SATSE Palencia: “Gracias y aplausos sanitarios se convierten en denegación de derechos”

29 julio 2020

El Sindicato de Enfermería, SATSE, en Palencia denuncia que la Consejería de Educación de la Junta de Castilla y León deniega la jubilación parcial a un enfermero que trabaja en un colegio, obviando la normativa existente y después de que este profesional haya colaborado trabajando contra la pandemia de Covid-19.

La jubilación parcial es un derecho contemplado en la normativa que posibilita el recambio generacional y contratos más estables para los trabajadores.
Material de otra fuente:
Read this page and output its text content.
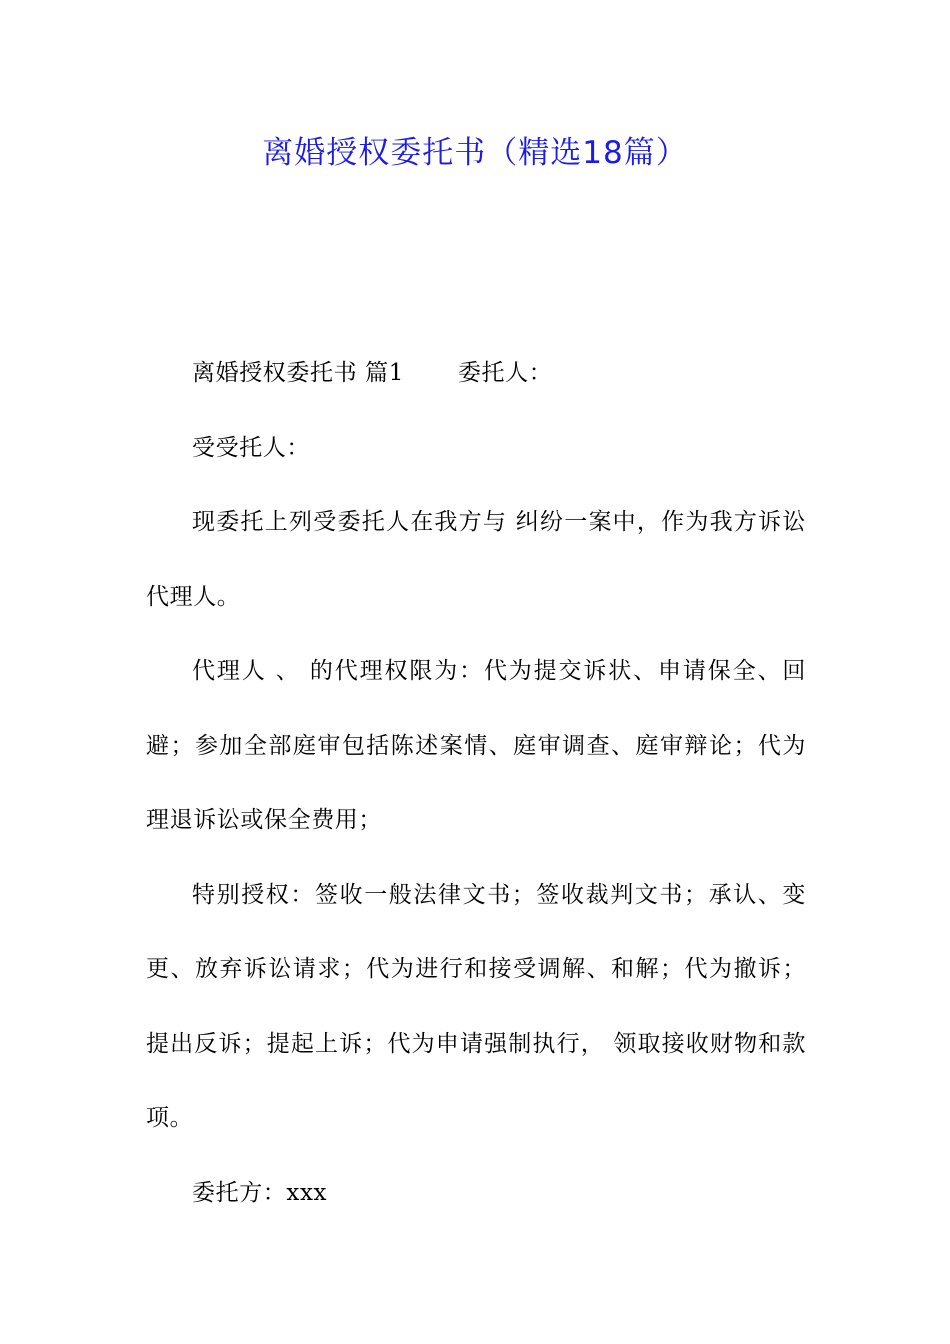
离婚授权委托书（精选18篇）

离婚授权委托书 篇1 委托人：

受受托人：

现委托上列受委托人在我方与 纠纷一案中，作为我方诉讼代理人。

代理人 、 的代理权限为：代为提交诉状、申请保全、回避；参加全部庭审包括陈述案情、庭审调查、庭审辩论；代为理退诉讼或保全费用；

特别授权：签收一般法律文书；签收裁判文书；承认、变更、放弃诉讼请求；代为进行和接受调解、和解；代为撤诉；提出反诉；提起上诉；代为申请强制执行， 领取接收财物和款项。

委托方：xxx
En el convenio colectivo de personal laboral está recogido como un derecho del trabajador. Pero el enfermero palentino que durante la pandemia tuvo que cambiar su centro y condiciones laborales a fin de colaborar en hacer frente a la situación, ve ahora “premiados” sus esfuerzos con la denegación por la administración de un derecho reconocido en la normativa. La propia Seguridad Social reconoce que cumple los criterios para acogerse a ese derecho.

La Dirección Provincial de Educación de Palencia deniega la solicitud de jubilación parcial del enfermero aduciendo que no es un derecho taxativo ni queda claro que sea obligación de la Administración concederlo, además de argumentar que contratar a otro enfermero relevista para completar la jornada supone un gasto y que la reducción que solicita es superior al 50
%.

Dado que, la reducción que solicita está dentro del porcentaje que indica el convenio, SATSE Palencia denuncia que la intención de la Administración es  forzar al trabajador a solicitar una reducción menor para no tener la obligación de contratar. Esto supondrá un ahorro para la Administración y una sobrecarga laboral para los trabajadores, ya que deberán asumir las mismas tareas y funciones con menos personal.

SATSE critica que cuando las administraciones necesitan a los profesionales, estos responden positivamente trabajando y modificando sus condiciones laborales en aras del bien común y garantizar la asistencia. Sin embargo, la Enfermería no ha avanzado en visibilidad ni reconocimiento. Se siguen denegando derechos adquiridos con argumentos vanos. Hay sentencias firmes que avalan este derecho y sin embargo, se obliga al trabajador a acudir al juzgado dilatando el proceso en el tiempo y ocasionando unos gastos innecesarios.